Hoffer, Thomas B.; Gamoran, Adam
This paper analyzes the effects of ability grouping on middle school math and science achievement, attempting to account for these effects in terms of measurable classroom experiences of students. It is hypothesized that grouping effects operate through classroom instructional differences. Data collected from a national sample of public school students and teachers reveal large effects of group placement on 8th-to-9th grade achievement growth, and substantial track differences appear for several instructional variables. Adding the instructional variables to the achievement models shows that 75 percent of the high-ability group effect on science achievement, but only 17 to 33 percent of the mathematics track effects are accounted for by the instructional variables. The largest instructional effects on mathematics achievement are associated with emphases on problem solving and understanding principles (as opposed to computational mechanics), the pacing of the course, and the use of lectures to present the material.

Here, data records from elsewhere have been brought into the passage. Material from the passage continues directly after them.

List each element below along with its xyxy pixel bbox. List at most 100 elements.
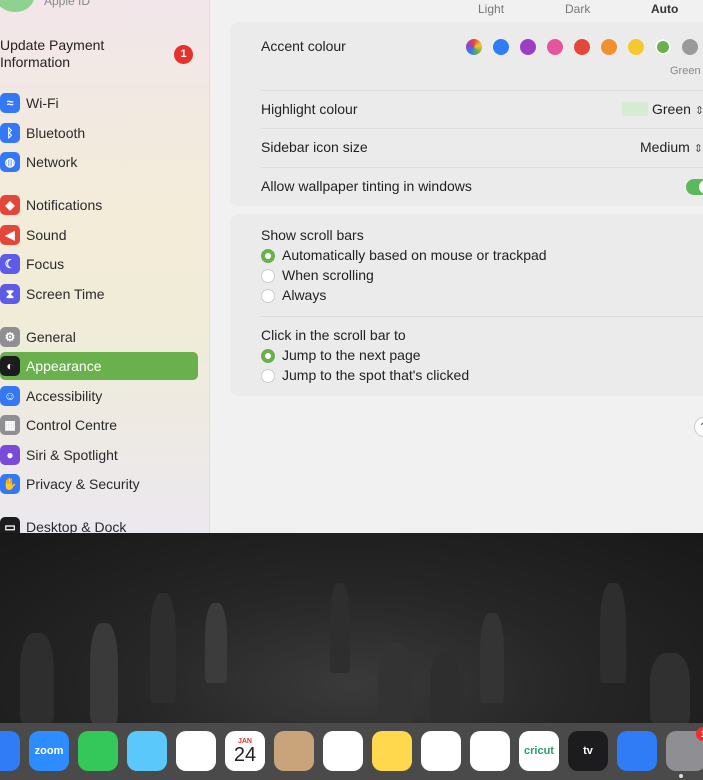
sidebar-item-wi-fi[interactable]: ≈ Wi-Fi xyxy=(0,89,198,117)
dock-badge: 1 xyxy=(696,727,703,741)
dock-icon: ▭ xyxy=(0,517,20,533)
update-payment-label: Update Payment Information xyxy=(0,37,105,70)
dock-label: tv xyxy=(583,745,593,757)
accent-swatch-yellow[interactable] xyxy=(628,39,644,55)
stepper-icon: ⇕ xyxy=(694,105,703,117)
photos-icon[interactable] xyxy=(176,731,216,771)
settings-window: Apple ID Update Payment Information 1 ≈ W… xyxy=(0,0,703,533)
sidebar-item-label: General xyxy=(26,329,76,345)
update-payment-item[interactable]: Update Payment Information 1 xyxy=(0,37,200,71)
cricut-icon[interactable]: cricut xyxy=(519,731,559,771)
divider xyxy=(261,128,703,129)
sidebar-item-bluetooth[interactable]: ᛒ Bluetooth xyxy=(0,119,198,147)
sidebar-item-label: Focus xyxy=(26,256,65,272)
control-centre-icon: ▦ xyxy=(0,415,20,435)
sidebar-item-label: Control Centre xyxy=(26,417,118,433)
mode-auto-label[interactable]: Auto xyxy=(651,2,678,16)
stepper-icon: ⇕ xyxy=(693,143,703,155)
sidebar-item-desktop-dock[interactable]: ▭ Desktop & Dock xyxy=(0,513,198,533)
appearance-pane: Light Dark Auto Accent colour Green High… xyxy=(210,0,703,533)
wallpaper-tinting-toggle[interactable] xyxy=(686,179,703,195)
sidebar-item-siri-spotlight[interactable]: ● Siri & Spotlight xyxy=(0,441,198,469)
bluetooth-icon: ᛒ xyxy=(0,123,20,143)
facetime-icon[interactable] xyxy=(78,731,118,771)
highlight-swatch xyxy=(622,102,648,116)
sidebar-item-label: Siri & Spotlight xyxy=(26,447,118,463)
sidebar-item-sound[interactable]: ◀ Sound xyxy=(0,221,198,249)
accent-swatch-orange[interactable] xyxy=(601,39,617,55)
accent-swatch-pink[interactable] xyxy=(547,39,563,55)
apple-id-row[interactable]: Apple ID xyxy=(0,0,90,14)
mode-light-label[interactable]: Light xyxy=(478,2,504,16)
update-badge: 1 xyxy=(174,45,193,64)
calendar-icon[interactable]: JAN 24 xyxy=(225,731,265,771)
sidebar-icon-size-select[interactable]: Medium ⇕ xyxy=(640,139,703,155)
wallpaper-photo xyxy=(0,533,703,723)
appearance-icon: ◐ xyxy=(0,356,20,376)
mode-dark-label[interactable]: Dark xyxy=(565,2,590,16)
hand-icon: ✋ xyxy=(0,474,20,494)
scroll-when-scrolling-radio[interactable] xyxy=(261,269,275,283)
wifi-icon: ≈ xyxy=(0,93,20,113)
apple-tv-icon[interactable]: tv xyxy=(568,731,608,771)
accent-swatch-purple[interactable] xyxy=(520,39,536,55)
click-scroll-label: Click in the scroll bar to xyxy=(261,327,406,343)
zoom-icon[interactable]: zoom xyxy=(29,731,69,771)
sidebar-item-privacy-security[interactable]: ✋ Privacy & Security xyxy=(0,470,198,498)
keynote-icon[interactable] xyxy=(617,731,657,771)
divider xyxy=(261,316,703,317)
gear-icon: ⚙ xyxy=(0,327,20,347)
divider xyxy=(261,90,703,91)
globe-icon: ◍ xyxy=(0,152,20,172)
sidebar-item-screen-time[interactable]: ⧗ Screen Time xyxy=(0,280,198,308)
accent-swatch-graphite[interactable] xyxy=(682,39,698,55)
sidebar-item-accessibility[interactable]: ☺ Accessibility xyxy=(0,382,198,410)
bell-icon: ◆ xyxy=(0,195,20,215)
sidebar-item-control-centre[interactable]: ▦ Control Centre xyxy=(0,411,198,439)
show-scroll-bars-label: Show scroll bars xyxy=(261,227,364,243)
appearance-card: Accent colour Green Highlight colour Gre… xyxy=(230,22,703,206)
accent-swatch-multicolour[interactable] xyxy=(466,39,482,55)
accent-swatch-blue[interactable] xyxy=(493,39,509,55)
maps-icon[interactable] xyxy=(127,731,167,771)
hourglass-icon: ⧗ xyxy=(0,284,20,304)
sidebar-item-label: Wi-Fi xyxy=(26,95,59,111)
scroll-auto-label[interactable]: Automatically based on mouse or trackpad xyxy=(282,247,547,263)
shortcuts-icon[interactable] xyxy=(470,731,510,771)
help-button[interactable]: ? xyxy=(694,417,703,437)
contacts-icon[interactable] xyxy=(274,731,314,771)
scroll-always-label[interactable]: Always xyxy=(282,287,326,303)
sidebar-item-label: Bluetooth xyxy=(26,125,86,141)
accent-swatch-green[interactable] xyxy=(655,39,671,55)
sidebar-item-focus[interactable]: ☾ Focus xyxy=(0,250,198,278)
scroll-auto-radio[interactable] xyxy=(261,249,275,263)
accent-colour-label: Accent colour xyxy=(261,38,346,54)
accent-swatch-red[interactable] xyxy=(574,39,590,55)
click-next-page-radio[interactable] xyxy=(261,349,275,363)
accessibility-icon: ☺ xyxy=(0,386,20,406)
sidebar-item-label: Appearance xyxy=(26,358,102,374)
sidebar-item-appearance[interactable]: ◐ Appearance xyxy=(0,352,198,380)
click-spot-radio[interactable] xyxy=(261,369,275,383)
wallpaper-tinting-label: Allow wallpaper tinting in windows xyxy=(261,178,472,194)
sidebar-item-network[interactable]: ◍ Network xyxy=(0,148,198,176)
click-next-page-label[interactable]: Jump to the next page xyxy=(282,347,421,363)
scroll-when-scrolling-label[interactable]: When scrolling xyxy=(282,267,374,283)
sidebar: Apple ID Update Payment Information 1 ≈ W… xyxy=(0,0,210,533)
sidebar-icon-size-label: Sidebar icon size xyxy=(261,139,368,155)
dock-label: cricut xyxy=(524,745,554,757)
sidebar-item-notifications[interactable]: ◆ Notifications xyxy=(0,191,198,219)
sidebar-item-label: Notifications xyxy=(26,197,103,213)
scroll-always-radio[interactable] xyxy=(261,289,275,303)
highlight-colour-select[interactable]: Green ⇕ xyxy=(652,101,703,117)
freeform-icon[interactable] xyxy=(421,731,461,771)
speaker-icon: ◀ xyxy=(0,225,20,245)
finder-icon[interactable] xyxy=(0,731,20,771)
sidebar-item-general[interactable]: ⚙ General xyxy=(0,323,198,351)
highlight-colour-label: Highlight colour xyxy=(261,101,358,117)
reminders-icon[interactable] xyxy=(323,731,363,771)
sidebar-item-label: Sound xyxy=(26,227,67,243)
click-spot-label[interactable]: Jump to the spot that's clicked xyxy=(282,367,469,383)
notes-icon[interactable] xyxy=(372,731,412,771)
divider xyxy=(261,167,703,168)
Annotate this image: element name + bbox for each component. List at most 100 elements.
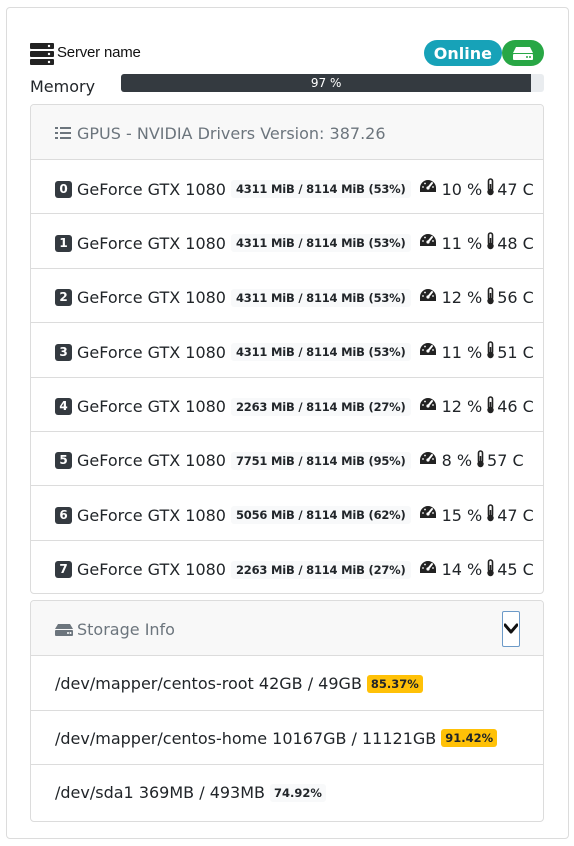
gpu-row-content: 2 GeForce GTX 1080 4311 MiB / 8114 MiB (53… <box>55 286 534 309</box>
gpu-memory-badge: 5056 MiB / 8114 MiB (62%) <box>230 506 411 525</box>
thermometer-icon <box>486 178 495 200</box>
tachometer-icon <box>419 505 437 525</box>
tachometer-icon <box>419 560 437 580</box>
thermometer-icon <box>476 450 485 472</box>
gpu-row-content: 7 GeForce GTX 1080 2263 MiB / 8114 MiB (27… <box>55 558 534 581</box>
gpu-panel-title: GPUS - NVIDIA Drivers Version: 387.26 <box>77 124 386 143</box>
gpu-row: 1 GeForce GTX 1080 4311 MiB / 8114 MiB (53… <box>31 214 543 269</box>
gpu-index-badge: 3 <box>55 343 72 361</box>
gpu-memory-badge: 2263 MiB / 8114 MiB (27%) <box>230 560 411 579</box>
hdd-icon <box>513 47 533 60</box>
gpu-temperature: 51 C <box>497 342 534 362</box>
gpu-temperature: 57 C <box>487 451 524 471</box>
tachometer-icon <box>419 288 437 308</box>
memory-progress: 97 % <box>121 74 544 92</box>
gpu-row: 0 GeForce GTX 1080 4311 MiB / 8114 MiB (53… <box>31 160 543 215</box>
gpu-row: 6 GeForce GTX 1080 5056 MiB / 8114 MiB (62… <box>31 486 543 541</box>
gpu-temperature: 47 C <box>497 505 534 525</box>
gpu-utilization: 15 % <box>441 505 483 525</box>
gpu-memory-badge: 4311 MiB / 8114 MiB (53%) <box>230 288 411 307</box>
thermometer-icon <box>486 558 495 581</box>
gpu-name: GeForce GTX 1080 <box>77 451 226 471</box>
gpu-panel-header: GPUS - NVIDIA Drivers Version: 387.26 <box>31 105 543 160</box>
gpu-row: 3 GeForce GTX 1080 4311 MiB / 8114 MiB (53… <box>31 323 543 378</box>
server-card: Server name Online Memory 97 % GPUS - NV… <box>6 7 569 839</box>
gpu-memory-badge: 4311 MiB / 8114 MiB (53%) <box>230 343 411 362</box>
storage-row: /dev/mapper/centos-root 42GB / 49GB 85.37… <box>31 656 543 711</box>
tachometer-icon <box>419 451 437 471</box>
gpu-index-badge: 4 <box>55 398 72 416</box>
tachometer-icon <box>419 233 437 253</box>
hdd-icon <box>55 621 73 640</box>
gpu-name: GeForce GTX 1080 <box>77 342 226 362</box>
storage-row-content: /dev/mapper/centos-root 42GB / 49GB 85.37… <box>55 674 423 693</box>
thermometer-icon <box>486 395 495 418</box>
storage-percent-badge: 91.42% <box>441 729 498 747</box>
gpu-temperature: 56 C <box>497 288 534 308</box>
storage-panel-title: Storage Info <box>77 620 175 639</box>
gpu-memory-badge: 7751 MiB / 8114 MiB (95%) <box>230 451 411 470</box>
memory-progress-bar: 97 % <box>121 74 532 92</box>
gpu-row-content: 0 GeForce GTX 1080 4311 MiB / 8114 MiB (53… <box>55 178 534 200</box>
gpu-row: 4 GeForce GTX 1080 2263 MiB / 8114 MiB (27… <box>31 378 543 432</box>
gpu-index-badge: 0 <box>55 180 72 198</box>
storage-list: /dev/mapper/centos-root 42GB / 49GB 85.37… <box>31 656 543 820</box>
gpu-row: 7 GeForce GTX 1080 2263 MiB / 8114 MiB (27… <box>31 541 543 593</box>
storage-usage-text: /dev/mapper/centos-root 42GB / 49GB <box>55 674 362 693</box>
gpu-utilization: 8 % <box>441 451 473 471</box>
tachometer-icon <box>419 342 437 362</box>
gpu-temperature: 47 C <box>497 179 534 199</box>
storage-row: /dev/mapper/centos-home 10167GB / 11121G… <box>31 711 543 765</box>
storage-row-content: /dev/mapper/centos-home 10167GB / 11121G… <box>55 728 498 748</box>
gpu-utilization: 12 % <box>441 288 483 308</box>
storage-toggle-button[interactable] <box>502 40 544 66</box>
storage-row: /dev/sda1 369MB / 493MB 74.92% <box>31 765 543 820</box>
gpu-row: 5 GeForce GTX 1080 7751 MiB / 8114 MiB (95… <box>31 432 543 487</box>
chevron-down-icon <box>504 623 518 634</box>
storage-usage-text: /dev/mapper/centos-home 10167GB / 11121G… <box>55 728 437 748</box>
memory-label: Memory <box>30 77 96 96</box>
list-icon <box>55 125 71 144</box>
storage-usage-text: /dev/sda1 369MB / 493MB <box>55 783 266 802</box>
gpu-utilization: 14 % <box>441 560 483 580</box>
gpu-utilization: 10 % <box>441 179 483 199</box>
gpu-row-content: 3 GeForce GTX 1080 4311 MiB / 8114 MiB (53… <box>55 341 534 363</box>
gpu-name: GeForce GTX 1080 <box>77 560 226 580</box>
gpu-index-badge: 5 <box>55 452 72 470</box>
gpu-index-badge: 6 <box>55 506 72 524</box>
gpu-memory-badge: 2263 MiB / 8114 MiB (27%) <box>230 397 411 416</box>
gpu-row: 2 GeForce GTX 1080 4311 MiB / 8114 MiB (53… <box>31 269 543 324</box>
storage-panel-header: Storage Info <box>31 601 543 656</box>
memory-row: Memory 97 % <box>30 74 544 96</box>
gpu-row-content: 1 GeForce GTX 1080 4311 MiB / 8114 MiB (53… <box>55 232 534 254</box>
storage-percent-badge: 74.92% <box>270 783 326 802</box>
tachometer-icon <box>419 179 437 199</box>
gpu-panel: GPUS - NVIDIA Drivers Version: 387.26 0G… <box>30 104 544 594</box>
gpu-name: GeForce GTX 1080 <box>77 179 226 199</box>
thermometer-icon <box>486 232 495 254</box>
storage-collapse-button[interactable] <box>502 611 520 647</box>
gpu-name: GeForce GTX 1080 <box>77 397 226 417</box>
thermometer-icon <box>486 286 495 309</box>
gpu-index-badge: 7 <box>55 561 72 579</box>
server-icon <box>30 43 54 65</box>
gpu-memory-badge: 4311 MiB / 8114 MiB (53%) <box>230 180 411 198</box>
tachometer-icon <box>419 397 437 417</box>
thermometer-icon <box>486 341 495 363</box>
gpu-temperature: 48 C <box>497 233 534 253</box>
gpu-temperature: 45 C <box>497 560 534 580</box>
gpu-utilization: 11 % <box>441 233 483 253</box>
gpu-name: GeForce GTX 1080 <box>77 288 226 308</box>
server-name: Server name <box>57 44 141 61</box>
gpu-index-badge: 1 <box>55 234 72 252</box>
gpu-temperature: 46 C <box>497 397 534 417</box>
gpu-name: GeForce GTX 1080 <box>77 505 226 525</box>
storage-panel: Storage Info /dev/mapper/centos-root 42G… <box>30 600 544 822</box>
status-badge: Online <box>423 40 502 66</box>
gpu-utilization: 12 % <box>441 397 483 417</box>
server-header: Server name Online <box>30 40 544 68</box>
gpu-utilization: 11 % <box>441 342 483 362</box>
gpu-list: 0 GeForce GTX 1080 4311 MiB / 8114 MiB (53… <box>31 160 543 593</box>
gpu-row-content: 6 GeForce GTX 1080 5056 MiB / 8114 MiB (62… <box>55 504 534 526</box>
storage-row-content: /dev/sda1 369MB / 493MB 74.92% <box>55 783 326 802</box>
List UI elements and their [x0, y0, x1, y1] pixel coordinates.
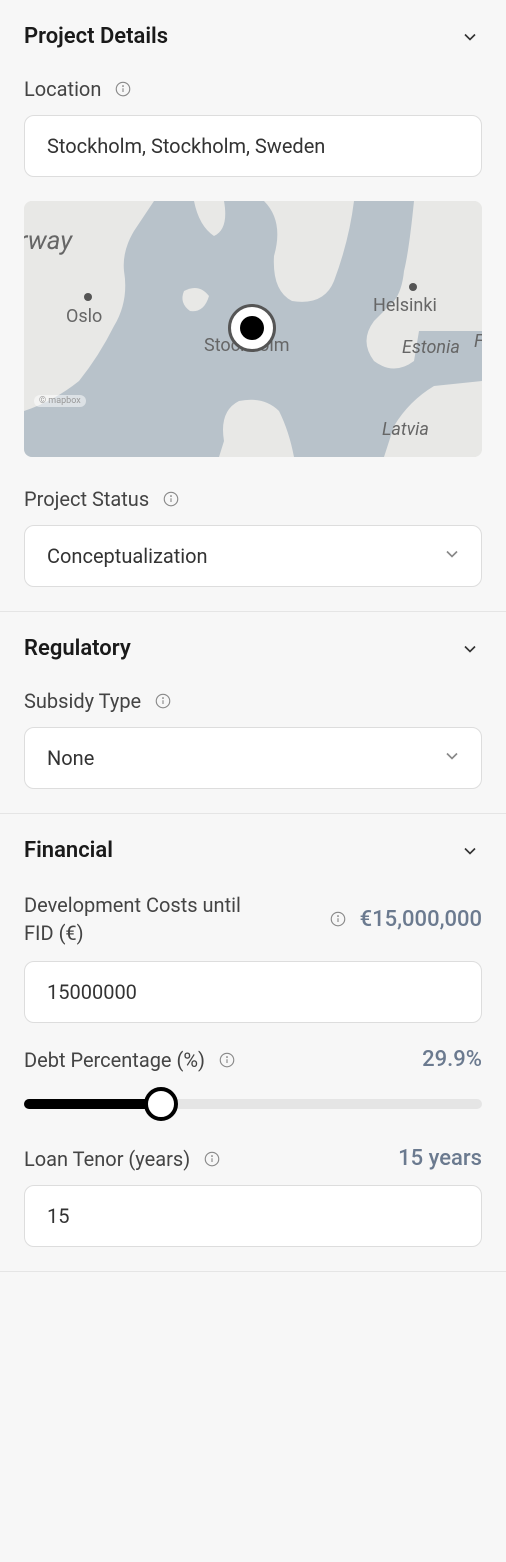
map-dot-helsinki	[409, 283, 417, 291]
info-icon[interactable]	[161, 489, 181, 509]
dev-costs-input[interactable]	[24, 961, 482, 1023]
location-label: Location	[24, 77, 101, 101]
project-status-select[interactable]: Conceptualization	[24, 525, 482, 587]
regulatory-header[interactable]: Regulatory	[24, 636, 482, 661]
loan-tenor-input[interactable]	[24, 1185, 482, 1247]
dev-costs-field: Development Costs until FID (€) €15,000,…	[24, 891, 482, 1023]
project-details-section: Project Details Location rway Oslo Stock…	[0, 0, 506, 612]
map-label-norway: rway	[24, 226, 72, 256]
subsidy-type-field: Subsidy Type None	[24, 689, 482, 789]
location-input[interactable]	[24, 115, 482, 177]
loan-tenor-label: Loan Tenor (years)	[24, 1147, 190, 1171]
location-field: Location	[24, 77, 482, 177]
chevron-down-icon	[458, 637, 482, 661]
map-attribution: © mapbox	[34, 395, 86, 407]
map-pin[interactable]	[228, 304, 276, 352]
subsidy-type-select[interactable]: None	[24, 727, 482, 789]
regulatory-title: Regulatory	[24, 636, 131, 661]
info-icon[interactable]	[328, 909, 348, 929]
loan-tenor-display: 15 years	[398, 1146, 482, 1171]
map-label-f: F	[474, 331, 482, 352]
dev-costs-label: Development Costs until FID (€)	[24, 891, 244, 947]
dev-costs-display: €15,000,000	[360, 907, 482, 932]
loan-tenor-field: Loan Tenor (years) 15 years	[24, 1146, 482, 1247]
financial-header[interactable]: Financial	[24, 838, 482, 863]
map-label-oslo: Oslo	[66, 306, 102, 327]
project-status-label: Project Status	[24, 487, 149, 511]
project-details-header[interactable]: Project Details	[24, 24, 482, 49]
subsidy-type-label: Subsidy Type	[24, 689, 141, 713]
info-icon[interactable]	[202, 1149, 222, 1169]
project-details-title: Project Details	[24, 24, 168, 49]
map-dot-oslo	[84, 293, 92, 301]
map-label-helsinki: Helsinki	[373, 295, 437, 316]
chevron-down-icon	[458, 25, 482, 49]
chevron-down-icon	[458, 839, 482, 863]
debt-pct-label: Debt Percentage (%)	[24, 1048, 205, 1072]
debt-pct-display: 29.9%	[422, 1047, 482, 1072]
debt-pct-field: Debt Percentage (%) 29.9%	[24, 1047, 482, 1122]
project-status-field: Project Status Conceptualization	[24, 487, 482, 587]
info-icon[interactable]	[153, 691, 173, 711]
info-icon[interactable]	[217, 1050, 237, 1070]
map-label-latvia: Latvia	[382, 419, 429, 440]
financial-title: Financial	[24, 838, 113, 863]
regulatory-section: Regulatory Subsidy Type None	[0, 612, 506, 814]
financial-section: Financial Development Costs until FID (€…	[0, 814, 506, 1272]
location-map[interactable]: rway Oslo Stockholm Helsinki Estonia F L…	[24, 201, 482, 457]
debt-pct-slider[interactable]	[24, 1086, 482, 1122]
info-icon[interactable]	[113, 79, 133, 99]
map-label-estonia: Estonia	[402, 337, 460, 358]
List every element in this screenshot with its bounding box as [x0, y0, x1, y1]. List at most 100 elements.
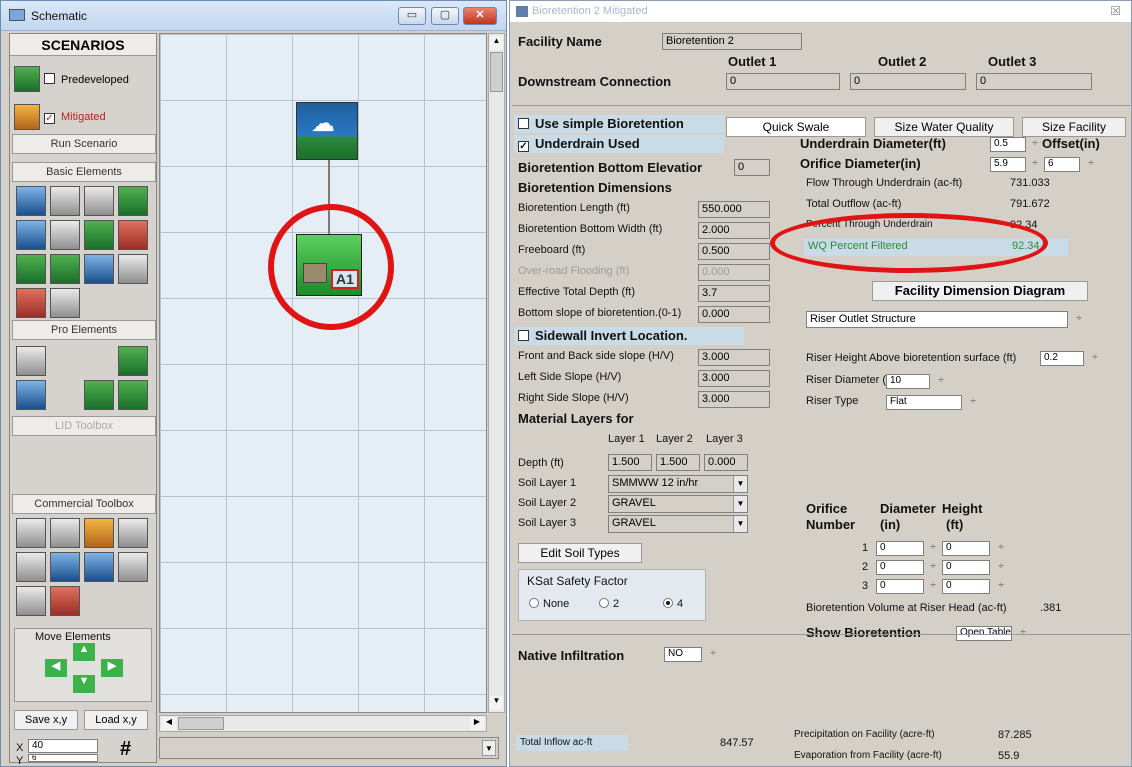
move-down-icon[interactable]: ▼: [73, 675, 95, 693]
riser-type-field[interactable]: Flat: [886, 395, 962, 410]
ksat-4-radio[interactable]: 4: [663, 598, 683, 610]
commercial-item-7-icon[interactable]: [84, 552, 114, 582]
sidewall-invert-checkbox[interactable]: Sidewall Invert Location.: [518, 328, 687, 343]
chevron-down-icon[interactable]: ▼: [733, 476, 747, 492]
swale-icon[interactable]: [16, 254, 46, 284]
orifice-diameter-field[interactable]: 0: [876, 579, 924, 594]
scroll-thumb[interactable]: [490, 52, 503, 92]
orifice-spinner[interactable]: ÷: [926, 578, 940, 595]
commercial-item-5-icon[interactable]: [16, 552, 46, 582]
soil-layer-2-select[interactable]: GRAVEL ▼: [608, 495, 748, 513]
ksat-2-radio[interactable]: 2: [599, 598, 619, 610]
use-simple-bioretention-checkbox[interactable]: Use simple Bioretention: [518, 116, 684, 131]
run-scenario-button[interactable]: Run Scenario: [12, 134, 156, 154]
y-coordinate-field[interactable]: 6: [28, 754, 98, 762]
lateral-basin-icon[interactable]: [16, 220, 46, 250]
downstream-outlet-2-field[interactable]: 0: [850, 73, 966, 90]
commercial-item-6-icon[interactable]: [50, 552, 80, 582]
orifice-diameter-field[interactable]: 0: [876, 541, 924, 556]
orifice-spinner[interactable]: ÷: [994, 578, 1008, 595]
save-xy-button[interactable]: Save x,y: [14, 710, 78, 730]
orifice-height-field[interactable]: 0: [942, 560, 990, 575]
underdrain-diameter-spinner[interactable]: ÷: [1028, 136, 1042, 153]
riser-diameter-field[interactable]: 10: [886, 374, 930, 389]
mitigated-checkbox[interactable]: ✓ Mitigated: [44, 111, 106, 124]
flow-splitter-icon[interactable]: [118, 220, 148, 250]
front-back-slope-field[interactable]: 3.000: [698, 349, 770, 366]
native-infiltration-field[interactable]: NO: [664, 647, 702, 662]
channel-icon[interactable]: [84, 220, 114, 250]
orifice-height-field[interactable]: 0: [942, 579, 990, 594]
chevron-down-icon[interactable]: ▼: [733, 496, 747, 512]
soil-layer-1-select[interactable]: SMMWW 12 in/hr ▼: [608, 475, 748, 493]
soil-layer-3-select[interactable]: GRAVEL ▼: [608, 515, 748, 533]
horizontal-scroll-thumb[interactable]: [178, 717, 224, 730]
size-water-quality-button[interactable]: Size Water Quality: [874, 117, 1014, 137]
move-left-icon[interactable]: ◀: [45, 659, 67, 677]
orifice-diameter-spinner[interactable]: ÷: [1028, 156, 1042, 173]
close-icon[interactable]: ☒: [1110, 4, 1121, 18]
commercial-item-8-icon[interactable]: [118, 552, 148, 582]
orifice-spinner[interactable]: ÷: [994, 559, 1008, 576]
irregular-pond-icon[interactable]: [16, 288, 46, 318]
bottom-width-field[interactable]: 2.000: [698, 222, 770, 239]
edit-soil-types-button[interactable]: Edit Soil Types: [518, 543, 642, 563]
rain-basin-element[interactable]: ☁: [296, 102, 358, 160]
left-side-slope-field[interactable]: 3.000: [698, 370, 770, 387]
chevron-down-icon[interactable]: ▼: [482, 740, 496, 756]
riser-diameter-spinner[interactable]: ÷: [934, 373, 948, 390]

The largest effects on science achievement are found for measures of "inquiry-based" instruction, the use of lectures and small-group projects, and student assessments of the accessibility of the subject matter. (Author)
Publication Type: Reports - Research
Education Level: N/A
Sponsor: Office of Educational Research and Improvement (ED), Washington, DC.; National Science Foundation, Washington, DC.
Authoring Institution: Center on Organization and Restructuring of Schools, Madison, WI.; Northern Illinois Univ., De Kalb.